Logo no primeiro toque, Albertine veio me abrir a porta, o que foi bastante complicado, pois, como Françoise havia saído, Albertine não sabia onde acender a luz. Por fim, conseguiu fazer-me entrar, mas as flores de siringa a puseram em fuga. Coloquei-as na cozinha, de modo que, interrompendo a sua carta (não entendi por quê), minha amiga teve de ir ao meu quarto, de onde me chamou, e de estender-se em minha cama. Mais uma vez, no momento, não achei em tudo aquilo nada que não fosse muito natural, no máximo um tanto confuso, em todo caso insignificante. Ela escapara de ser surpreendida com Andrée e ganhara tempo apagando tudo, indo para o meu quarto para não deixar ver a sua cama em desordem e fingira estar escrevendo. Mas veremos tudo isso mais tarde, tudo isso que eu jamais soube se era verdadeiro.

Salvo este único incidente, tudo se passava normalmente quando eu voltava da casa da duquesa.

Ignorando Albertine se eu desejaria ou não sair com ela antes do jantar, encontrava eu de costume, na antecâmara, o seu chapéu, seu casaco, sua sombrinha, que ela deixara para qualquer eventualidade.

Logo que os avistava, ao entrar, a atmosfera da casa tornava-se respirável. Eu sentia que, em vez de um ar rarefeito, a ventura é que a enchia. Estava salvo da minha tristeza, a vista desses nadas me fazia possuir Albertine, corria para ela.

Nos dias em que eu não descia à casa da Sra. de Guermantes, a fim de que o tempo me parecesse menos longo, durante aquela hora que precedia o regresso da minha amiga, eu folheava um álbum de Elstir ou um livro de Bergotte.

Então-como as próprias obras que parecem dirigir-se apenas à vista e ao ouvido exigem que, para desfrutá-las, nossa inteligência desperta colabore estreitamente com esses dois sentidos-eu fazia, sem perceber, que saíssem de mim os sonhos que Albertine suscitara outrora, quando não a conhecia ainda, e que a vida cotidiana havia extinto.
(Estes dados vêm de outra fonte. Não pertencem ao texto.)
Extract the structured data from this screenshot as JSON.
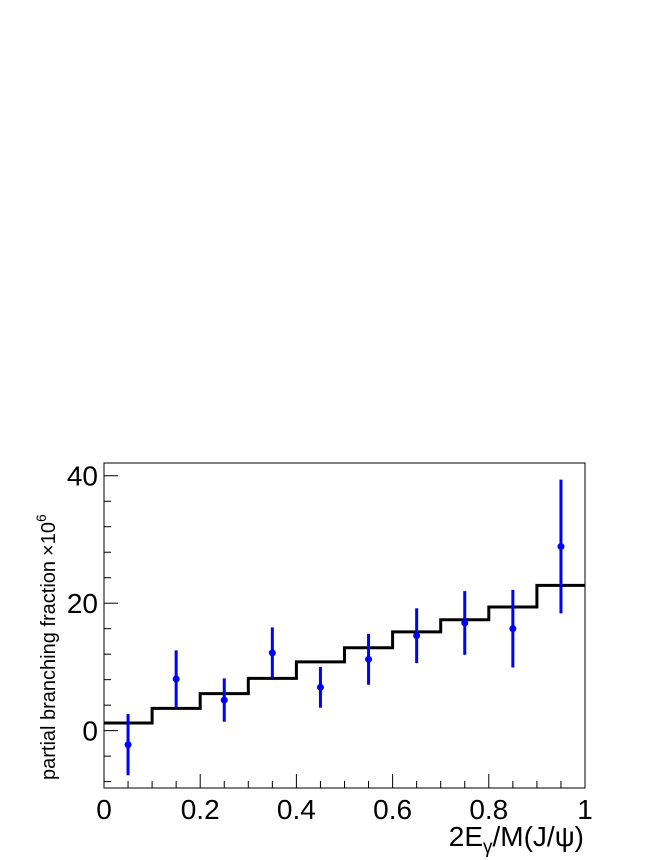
{
  "chart_data": {
    "type": "scatter",
    "title": "",
    "xlabel": {
      "base": "2E",
      "sub": "γ",
      "rest": "/M(J/ψ)"
    },
    "ylabel": {
      "text": "partial branching fraction",
      "times": "×",
      "power_base": "10",
      "power_exp": "6"
    },
    "xlim": [
      0,
      1
    ],
    "ylim": [
      -9,
      42
    ],
    "x_ticks": [
      0,
      0.2,
      0.4,
      0.6,
      0.8,
      1
    ],
    "x_tick_labels": [
      "0",
      "0.2",
      "0.4",
      "0.6",
      "0.8",
      "1"
    ],
    "y_ticks": [
      0,
      20,
      40
    ],
    "y_tick_labels": [
      "0",
      "20",
      "40"
    ],
    "grid": false,
    "legend": "none",
    "colors": {
      "data": "#0000ff",
      "model": "#000000"
    },
    "series": [
      {
        "kind": "points-with-errors",
        "x": [
          0.05,
          0.15,
          0.25,
          0.35,
          0.45,
          0.55,
          0.65,
          0.75,
          0.85,
          0.95
        ],
        "y": [
          -2.2,
          8.1,
          4.8,
          12.2,
          6.8,
          11.2,
          14.9,
          16.9,
          16.0,
          28.9
        ],
        "err_low": [
          4.8,
          4.5,
          3.4,
          4.0,
          3.2,
          4.0,
          4.3,
          5.0,
          6.1,
          10.5
        ],
        "err_high": [
          4.8,
          4.5,
          3.4,
          4.0,
          3.2,
          4.0,
          4.3,
          5.0,
          6.1,
          10.5
        ]
      },
      {
        "kind": "step-histogram",
        "bin_edges": [
          0,
          0.1,
          0.2,
          0.3,
          0.4,
          0.5,
          0.6,
          0.7,
          0.8,
          0.9,
          1.0
        ],
        "values": [
          1.2,
          3.5,
          5.8,
          8.2,
          10.8,
          13.0,
          15.5,
          17.4,
          19.4,
          22.8
        ]
      }
    ]
  }
}
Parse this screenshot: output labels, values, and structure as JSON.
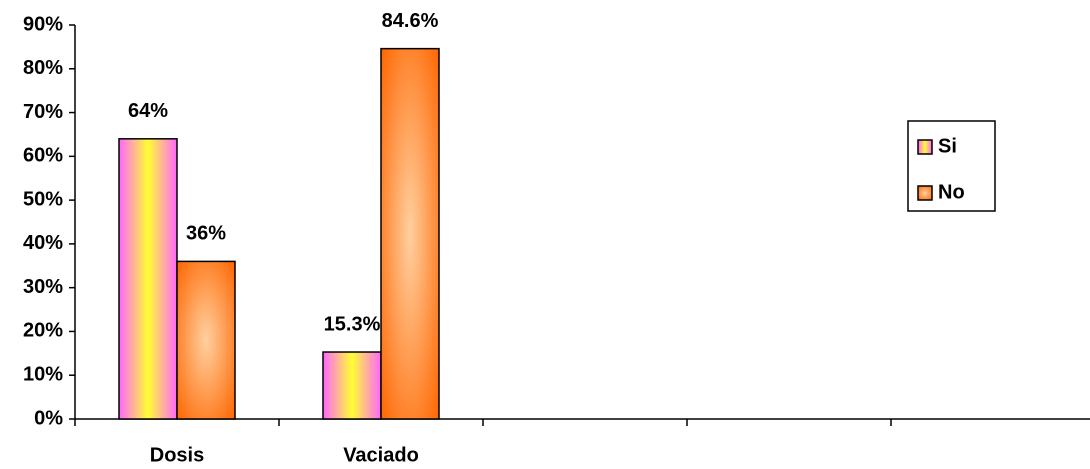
{
  "chart_data": {
    "type": "bar",
    "categories": [
      "Dosis",
      "Vaciado",
      null,
      null,
      null
    ],
    "series": [
      {
        "name": "Si",
        "color": "#ff66ff",
        "values": [
          64,
          15.3,
          null,
          null,
          null
        ],
        "value_labels": [
          "64%",
          "15.3%",
          null,
          null,
          null
        ]
      },
      {
        "name": "No",
        "color": "#ff6600",
        "values": [
          36,
          84.6,
          null,
          null,
          null
        ],
        "value_labels": [
          "36%",
          "84.6%",
          null,
          null,
          null
        ]
      }
    ],
    "ylim": [
      0,
      90
    ],
    "yticks": [
      {
        "value": 0,
        "label": "0%"
      },
      {
        "value": 10,
        "label": "10%"
      },
      {
        "value": 20,
        "label": "20%"
      },
      {
        "value": 30,
        "label": "30%"
      },
      {
        "value": 40,
        "label": "40%"
      },
      {
        "value": 50,
        "label": "50%"
      },
      {
        "value": 60,
        "label": "60%"
      },
      {
        "value": 70,
        "label": "70%"
      },
      {
        "value": 80,
        "label": "80%"
      },
      {
        "value": 90,
        "label": "90%"
      }
    ],
    "legend": "right"
  }
}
Eu os lançava na frase do músico ou na imagem do pintor como um crisol, e deles alimentava a obra que estava lendo. E esta, sem dúvida, me parecia mais viva. Porém Albertine não ganhava menos em ser desse modo transportada de um dos dois mundos a que temos acesso e onde podemos situar alternativamente um mesmo objeto, em escapar assim à esmagadora pressão da matéria para nos recrearmos nos fluidos espaços do pensamento. De súbito acontecia-me, e por um instante, poder sentir pela tediosa moça ardentes afetos. Nesse momento, ela parecia uma obra de Elstir ou de Bergotte, eu experimentava uma exaltação momentânea por ela, vendo-a no recuo da imaginação e da arte.
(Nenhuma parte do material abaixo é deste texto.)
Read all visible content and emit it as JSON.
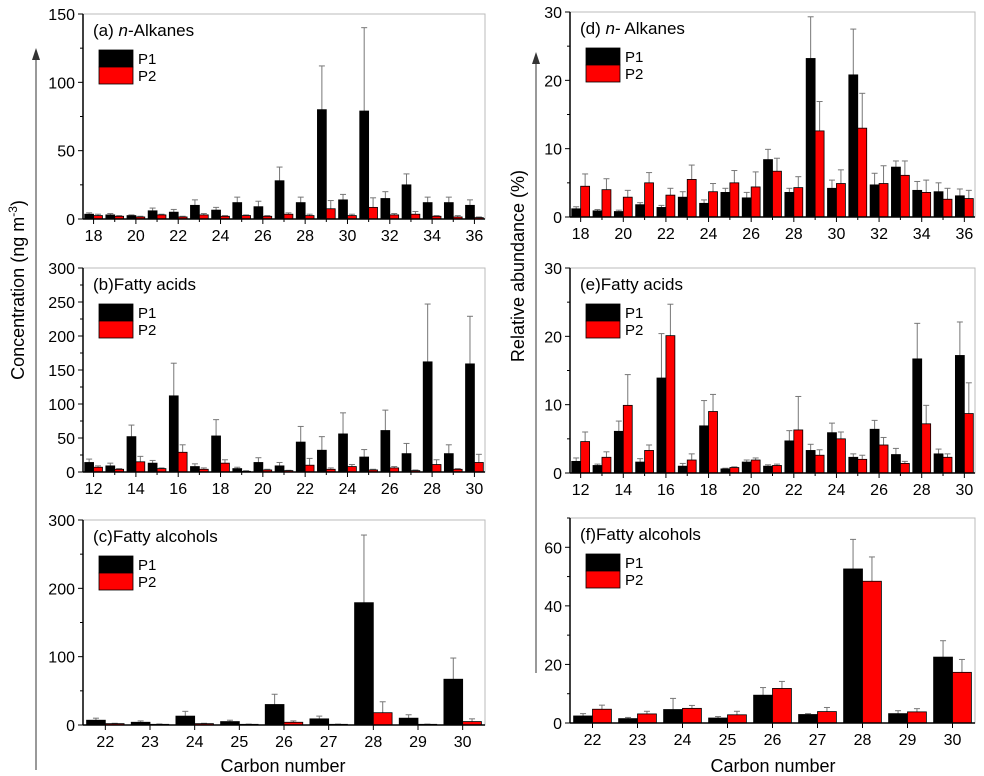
{
  "figure": {
    "ylabel_left": "Concentration (ng m",
    "ylabel_left_sup": "-3",
    "ylabel_left_close": ")",
    "ylabel_right": "Relative abundance (%)",
    "xlabel": "Carbon number",
    "colors": {
      "P1": "#000000",
      "P2": "#ff0000"
    }
  },
  "chart_data": [
    {
      "type": "bar",
      "id": "a",
      "title_parts": [
        "(a) ",
        "n",
        "-Alkanes"
      ],
      "categories": [
        18,
        19,
        20,
        21,
        22,
        23,
        24,
        25,
        26,
        27,
        28,
        29,
        30,
        31,
        32,
        33,
        34,
        35,
        36
      ],
      "xtick_labels": [
        "18",
        "20",
        "22",
        "24",
        "26",
        "28",
        "30",
        "32",
        "34",
        "36"
      ],
      "ylim": [
        0,
        150
      ],
      "yticks": [
        0,
        50,
        100,
        150
      ],
      "legend": [
        "P1",
        "P2"
      ],
      "series": [
        {
          "name": "P1",
          "values": [
            3.5,
            3,
            2.5,
            6,
            5,
            10,
            6.5,
            12,
            9,
            28,
            12,
            80,
            14,
            79,
            15,
            25,
            12,
            12,
            10
          ],
          "errors": [
            1,
            1,
            0.5,
            2,
            2,
            4,
            2,
            4,
            4,
            10,
            4,
            32,
            4,
            61,
            5,
            8,
            4,
            4,
            4
          ]
        },
        {
          "name": "P2",
          "values": [
            2.5,
            2,
            1.5,
            3,
            1.5,
            3,
            2,
            2.5,
            2,
            3.5,
            2.5,
            7.5,
            2.5,
            8.5,
            3,
            3.5,
            2,
            1.5,
            1
          ],
          "errors": [
            1,
            0.5,
            0.5,
            0.5,
            0.5,
            1,
            0.5,
            0.5,
            0.5,
            1,
            1,
            6,
            1,
            7,
            1,
            2,
            0.5,
            1,
            0.5
          ]
        }
      ]
    },
    {
      "type": "bar",
      "id": "b",
      "title_parts": [
        "(b)",
        "",
        "Fatty acids"
      ],
      "categories": [
        12,
        13,
        14,
        15,
        16,
        17,
        18,
        19,
        20,
        21,
        22,
        23,
        24,
        25,
        26,
        27,
        28,
        29,
        30
      ],
      "xtick_labels": [
        "12",
        "14",
        "16",
        "18",
        "20",
        "22",
        "24",
        "26",
        "28",
        "30"
      ],
      "ylim": [
        0,
        300
      ],
      "yticks": [
        0,
        50,
        100,
        150,
        200,
        250,
        300
      ],
      "legend": [
        "P1",
        "P2"
      ],
      "series": [
        {
          "name": "P1",
          "values": [
            14,
            9,
            52,
            13,
            112,
            8,
            53,
            5,
            14,
            9,
            44,
            32,
            56,
            22,
            61,
            27,
            162,
            27,
            159
          ],
          "errors": [
            5,
            4,
            17,
            4,
            48,
            4,
            24,
            2,
            7,
            5,
            23,
            20,
            31,
            11,
            30,
            15,
            85,
            13,
            70
          ]
        },
        {
          "name": "P2",
          "values": [
            7,
            4,
            15,
            5,
            29,
            4,
            13,
            1,
            3,
            2,
            10,
            4,
            8,
            3,
            6,
            2,
            11,
            4,
            14
          ],
          "errors": [
            2,
            1,
            8,
            1,
            11,
            2,
            5,
            1,
            1,
            0.5,
            10,
            2,
            3,
            1,
            2,
            1,
            7,
            1,
            12
          ]
        }
      ]
    },
    {
      "type": "bar",
      "id": "c",
      "title_parts": [
        "(c)",
        "",
        "Fatty alcohols"
      ],
      "categories": [
        22,
        23,
        24,
        25,
        26,
        27,
        28,
        29,
        30
      ],
      "xtick_labels": [
        "22",
        "23",
        "24",
        "25",
        "26",
        "27",
        "28",
        "29",
        "30"
      ],
      "ylim": [
        0,
        300
      ],
      "yticks": [
        0,
        100,
        200,
        300
      ],
      "legend": [
        "P1",
        "P2"
      ],
      "series": [
        {
          "name": "P1",
          "values": [
            7,
            4,
            13,
            5,
            30,
            9,
            179,
            10,
            67
          ],
          "errors": [
            3,
            2,
            7,
            2,
            15,
            4,
            99,
            5,
            31
          ]
        },
        {
          "name": "P2",
          "values": [
            2,
            1,
            2,
            1,
            4,
            1,
            18,
            1,
            5
          ],
          "errors": [
            0.5,
            0.5,
            0.5,
            0.3,
            2,
            0.3,
            16,
            0.3,
            4
          ]
        }
      ]
    },
    {
      "type": "bar",
      "id": "d",
      "title_parts": [
        "(d) ",
        "n",
        "- Alkanes"
      ],
      "categories": [
        18,
        19,
        20,
        21,
        22,
        23,
        24,
        25,
        26,
        27,
        28,
        29,
        30,
        31,
        32,
        33,
        34,
        35,
        36
      ],
      "xtick_labels": [
        "18",
        "20",
        "22",
        "24",
        "26",
        "28",
        "30",
        "32",
        "34",
        "36"
      ],
      "ylim": [
        0,
        30
      ],
      "yticks": [
        0,
        10,
        20,
        30
      ],
      "legend": [
        "P1",
        "P2"
      ],
      "series": [
        {
          "name": "P1",
          "values": [
            1.2,
            0.9,
            0.8,
            1.8,
            1.4,
            2.9,
            2.0,
            3.6,
            2.8,
            8.4,
            3.6,
            23.2,
            4.2,
            20.8,
            4.7,
            7.3,
            3.9,
            3.7,
            3.1
          ],
          "errors": [
            0.3,
            0.2,
            0.2,
            0.3,
            0.3,
            0.8,
            0.5,
            0.6,
            0.8,
            1.5,
            0.6,
            6.1,
            1.2,
            6.7,
            1.7,
            0.9,
            1.3,
            1.3,
            1.0
          ]
        },
        {
          "name": "P2",
          "values": [
            4.5,
            4.0,
            2.9,
            5.0,
            3.2,
            5.5,
            3.7,
            5.0,
            4.4,
            6.7,
            4.3,
            12.6,
            4.9,
            13.0,
            4.9,
            6.1,
            3.6,
            2.6,
            2.7
          ],
          "errors": [
            1.8,
            1.6,
            1.0,
            1.5,
            1.0,
            2.1,
            1.2,
            1.8,
            2.2,
            1.9,
            1.6,
            4.3,
            2.0,
            5.1,
            2.6,
            2.1,
            1.8,
            1.6,
            1.2
          ]
        }
      ]
    },
    {
      "type": "bar",
      "id": "e",
      "title_parts": [
        "(e)",
        "",
        "Fatty acids"
      ],
      "categories": [
        12,
        13,
        14,
        15,
        16,
        17,
        18,
        19,
        20,
        21,
        22,
        23,
        24,
        25,
        26,
        27,
        28,
        29,
        30
      ],
      "xtick_labels": [
        "12",
        "14",
        "16",
        "18",
        "20",
        "22",
        "24",
        "26",
        "28",
        "30"
      ],
      "ylim": [
        0,
        30
      ],
      "yticks": [
        0,
        10,
        20,
        30
      ],
      "legend": [
        "P1",
        "P2"
      ],
      "series": [
        {
          "name": "P1",
          "values": [
            1.7,
            1.1,
            6.1,
            1.6,
            13.9,
            1.0,
            6.9,
            0.6,
            1.6,
            1.0,
            4.7,
            3.3,
            5.9,
            2.3,
            6.4,
            2.7,
            16.7,
            2.8,
            17.2
          ],
          "errors": [
            0.5,
            0.2,
            1.5,
            0.5,
            6.5,
            0.4,
            3.7,
            0.1,
            0.3,
            0.2,
            1.5,
            0.9,
            1.4,
            0.5,
            1.3,
            0.9,
            5.2,
            0.7,
            4.9
          ]
        },
        {
          "name": "P2",
          "values": [
            4.6,
            2.3,
            9.9,
            3.3,
            20.1,
            1.9,
            9.0,
            0.8,
            1.9,
            1.1,
            6.3,
            2.6,
            5.0,
            2.0,
            4.1,
            1.4,
            7.2,
            2.3,
            8.7
          ],
          "errors": [
            1.4,
            0.8,
            4.5,
            0.8,
            4.6,
            0.9,
            2.5,
            0.1,
            0.3,
            0.2,
            4.9,
            0.8,
            1.0,
            0.6,
            1.1,
            0.3,
            2.7,
            0.5,
            4.5
          ]
        }
      ]
    },
    {
      "type": "bar",
      "id": "f",
      "title_parts": [
        "(f)",
        "",
        "Fatty alcohols"
      ],
      "categories": [
        22,
        23,
        24,
        25,
        26,
        27,
        28,
        29,
        30
      ],
      "xtick_labels": [
        "22",
        "23",
        "24",
        "25",
        "26",
        "27",
        "28",
        "29",
        "30"
      ],
      "ylim": [
        0,
        70
      ],
      "yticks": [
        0,
        20,
        40,
        60
      ],
      "legend": [
        "P1",
        "P2"
      ],
      "series": [
        {
          "name": "P1",
          "values": [
            2.4,
            1.5,
            4.6,
            1.7,
            9.5,
            2.9,
            52.6,
            3.2,
            22.5
          ],
          "errors": [
            0.8,
            0.4,
            3.8,
            0.5,
            2.6,
            0.3,
            10.1,
            1.0,
            5.6
          ]
        },
        {
          "name": "P2",
          "values": [
            4.7,
            3.1,
            5.0,
            2.8,
            11.8,
            3.9,
            48.4,
            3.8,
            17.3
          ],
          "errors": [
            1.4,
            0.9,
            1.0,
            1.2,
            2.4,
            1.4,
            8.3,
            1.1,
            4.4
          ]
        }
      ]
    }
  ]
}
Em breve, preveniam-me que ela acabava de regressar; ainda tinham ordem de não lhe pronunciar o nome se eu não estivesse sozinho, se, por exemplo, estivesse comigo Bloch, a quem eu obrigava a ficar mais um instante, de modo a que não se arriscasse a encontrar a minha amiga. Pois eu escondia que ela morava comigo, e até que a recebia em casa, tamanho era o medo de que um de meus amigos se enamorasse dela, fosse esperá-la fora, ou que, no instante de um encontro na antecâmara ou no corredor, ela pudesse fazer um sinal e marcar um encontro. Depois eu ouvia o ruído da saia de Albertine, que se dirigia para o quarto, pois por discrição e também, sem dúvida, por aquelas tentações com que, no tempo dos nossos jantares na Raspeliere, esforçava-se para que eu não ficasse enciumado, ela não vinha para o meu quarto, sabendo que não estava sozinho. Mas não era só por isto, eu a compreendia logo. Lembrava-me, havia conhecido uma primeira Albertine; depois, bruscamente, ela se mudara numa outra, a atual. E pela mudança não podia eu responsabilizar a ninguém, só a mim mesmo.
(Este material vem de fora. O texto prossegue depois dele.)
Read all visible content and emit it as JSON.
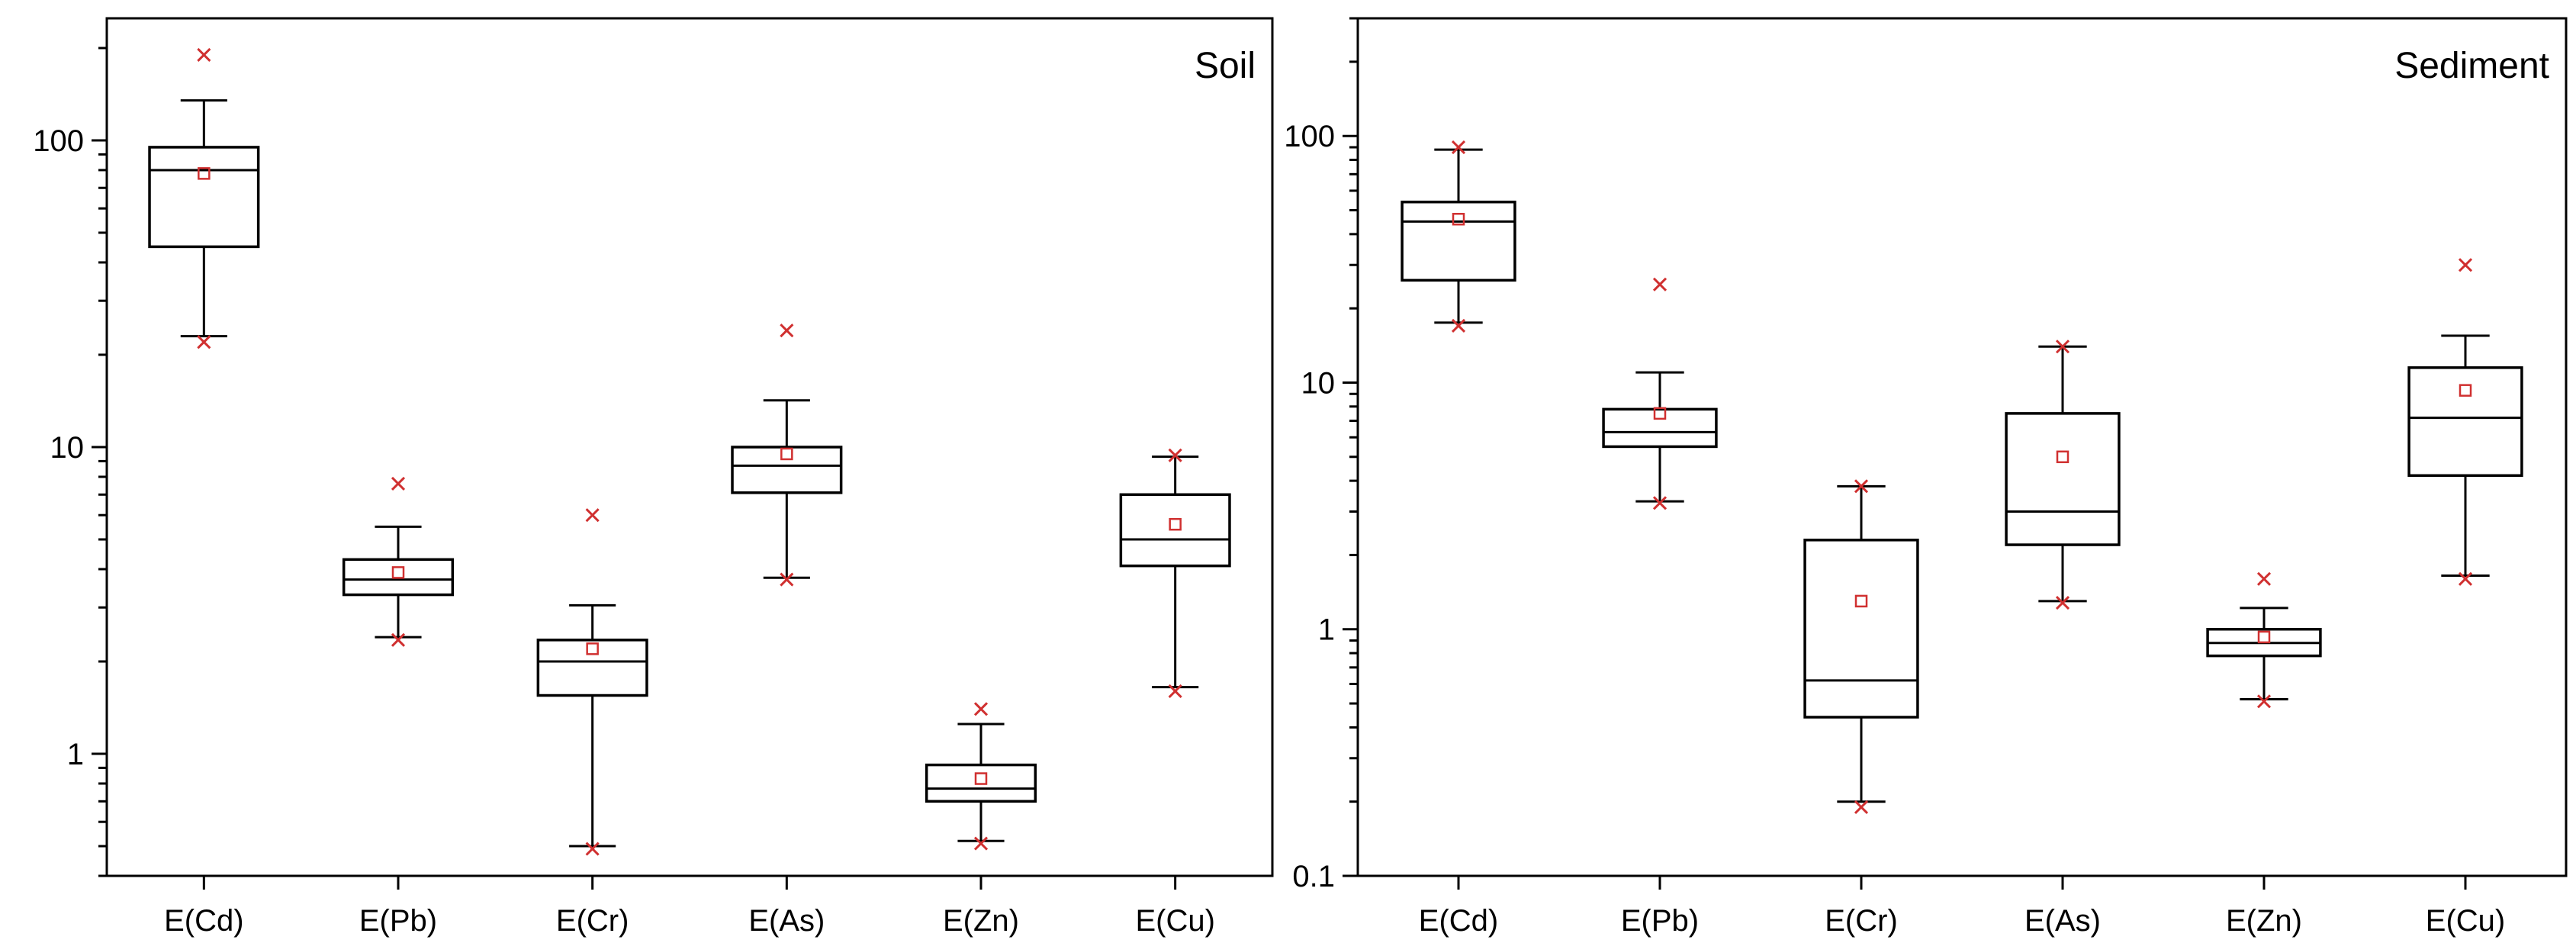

Tudo o que ela teria logo me confessado facilmente, de bom grado, quando éramos bons camaradas, deixara de expandir-se desde que julgara que eu a amava, ou talvez sem pronunciar o nome do Amor, adivinhara um sentimento inquisitorial que pretende saber, entretanto sofre ao saber, e procura saber ainda mais. Desde aquele dia ela me ocultara tudo. Desviava-se do meu quarto se pensava que eu estava, nem mesmo, muitas vezes, com uma amiga e sim com um amigo, ela cujos olhos se interessavam outrora tão vivamente quando lhe falava de uma moça:

- Convém tratar de convidá-la, gostaria de conhecê-la.

- Mas ela tem aquilo que você chama de maus modos.

- Justamente, seria bem mais divertido.